— Послушайте, ведите себя прилично. — опять перешла на официоз.
— Пардоньте, — расшаркался тот, — не хотел тебя обидеть. Но для чего же ты приволокла меня к себе?
— Ну уж не для объятий, это точно! — Ира поправила волосы.
— Застынь! Вот так! Я буду писать с тебя портрет. Нет, я не художник. Я буду описывать тебя. Ты просто восхитительна в гневе.
Его разглагольствования прервал свисток чайника. Ирина, наливая кофе, украдкой взглянула на него. Что-то было в нем такое, отчего ей вдруг захотелось, чтобы он не уходил. Она удивилась мимолетному чувству и строго сказала:
— Пейте кофе и вышвыривайтесь. Надеюсь, у Вас уже хватит сил добраться домой.
— Не… ты же сама сказала, что я чуть не замерз. Раз уж начала спасать меня, то не выгоняй. Утром уйду. А пока постели мне вон там у двери, как кентавру. Я буду охранять тебя. — Язык у него опять стал заплетаться. Ирина испугалась, как бы он не заснул, сидя на стуле — свалится еще.
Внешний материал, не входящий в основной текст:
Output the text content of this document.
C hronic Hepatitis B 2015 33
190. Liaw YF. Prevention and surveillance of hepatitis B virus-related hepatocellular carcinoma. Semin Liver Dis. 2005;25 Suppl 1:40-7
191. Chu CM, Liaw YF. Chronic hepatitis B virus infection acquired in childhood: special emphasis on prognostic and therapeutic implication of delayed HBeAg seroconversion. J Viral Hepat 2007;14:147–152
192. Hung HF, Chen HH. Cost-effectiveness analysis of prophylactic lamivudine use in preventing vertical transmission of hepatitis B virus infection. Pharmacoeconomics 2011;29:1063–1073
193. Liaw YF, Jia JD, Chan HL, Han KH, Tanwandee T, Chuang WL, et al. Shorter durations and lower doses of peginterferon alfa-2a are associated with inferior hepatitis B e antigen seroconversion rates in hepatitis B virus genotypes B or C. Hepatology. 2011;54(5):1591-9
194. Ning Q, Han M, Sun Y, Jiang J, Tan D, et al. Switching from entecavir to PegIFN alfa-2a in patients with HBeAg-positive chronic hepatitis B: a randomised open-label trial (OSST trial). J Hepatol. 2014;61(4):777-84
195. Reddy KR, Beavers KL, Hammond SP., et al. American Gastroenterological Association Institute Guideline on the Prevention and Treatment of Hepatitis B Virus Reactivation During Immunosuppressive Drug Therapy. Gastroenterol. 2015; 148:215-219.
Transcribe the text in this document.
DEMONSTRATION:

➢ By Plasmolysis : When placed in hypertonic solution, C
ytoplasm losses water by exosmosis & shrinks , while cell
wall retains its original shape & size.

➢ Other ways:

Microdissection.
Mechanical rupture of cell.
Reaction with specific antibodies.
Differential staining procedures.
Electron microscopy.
Она постелила ему на диване. Сама решила спать на раскладном кресле…
* * *
Сейчас Ирина с трудом восстанавливала в памяти, как случилось то, что случилось. Все эти годы не могла объяснить себе, как поддалась внезапному порыву, ответив на его объятия и поцелуи.
А всему виной было отсутствие в ее жизни того единственного мужчины, которому хотелось дарить ласку и тепло. Кого хотелось ждать домой с работы. Кому хотелось готовить ужины, обеды и завтраки. Ей просто хотелось любить и быть любимой…
Бегство от самого себя
Стоя перед окном и глядя вслед удаляющемуся ночному гостю, Ирина надеялясь, что он хотя бы обернется, чтобы запомнить дом, в котором переночевал. Но тот шел быстро, не оглядываясь, словно хотел убежать от преследовавшего его чувства вины перед ней. Хотя, вряд ли он был способен на раскаяние. Подобные ситуации были не редкостью. Часто он не мог понять, как занесло его в чужую постель. Но вместо раскаяния всегда испытывал брезгливось к случайным незнакомкам, разделившим с ним постель.
Так было и на этот раз. Аркадий, как ни силился, не мог вспомнить, что привело его сюда, кто эта женщина. Поэтому и бежал без оглядки, проклиная себя, свое непробудное пьянство, доводящее его до состояния животных инстинктов: пить, жрать, спать. И так изо дня в день.
Каждый раз после подобных загулов он клятвенно обещал себе завязать, но желание опохмелиться было сильнее, и все повторялось по новой. Частенько после очередного кутежа он просыпался в объятиях мало знакомых приятельниц, даривших ему свои ласки и ничего не требующих взамен. С ними было легко, просто и весело.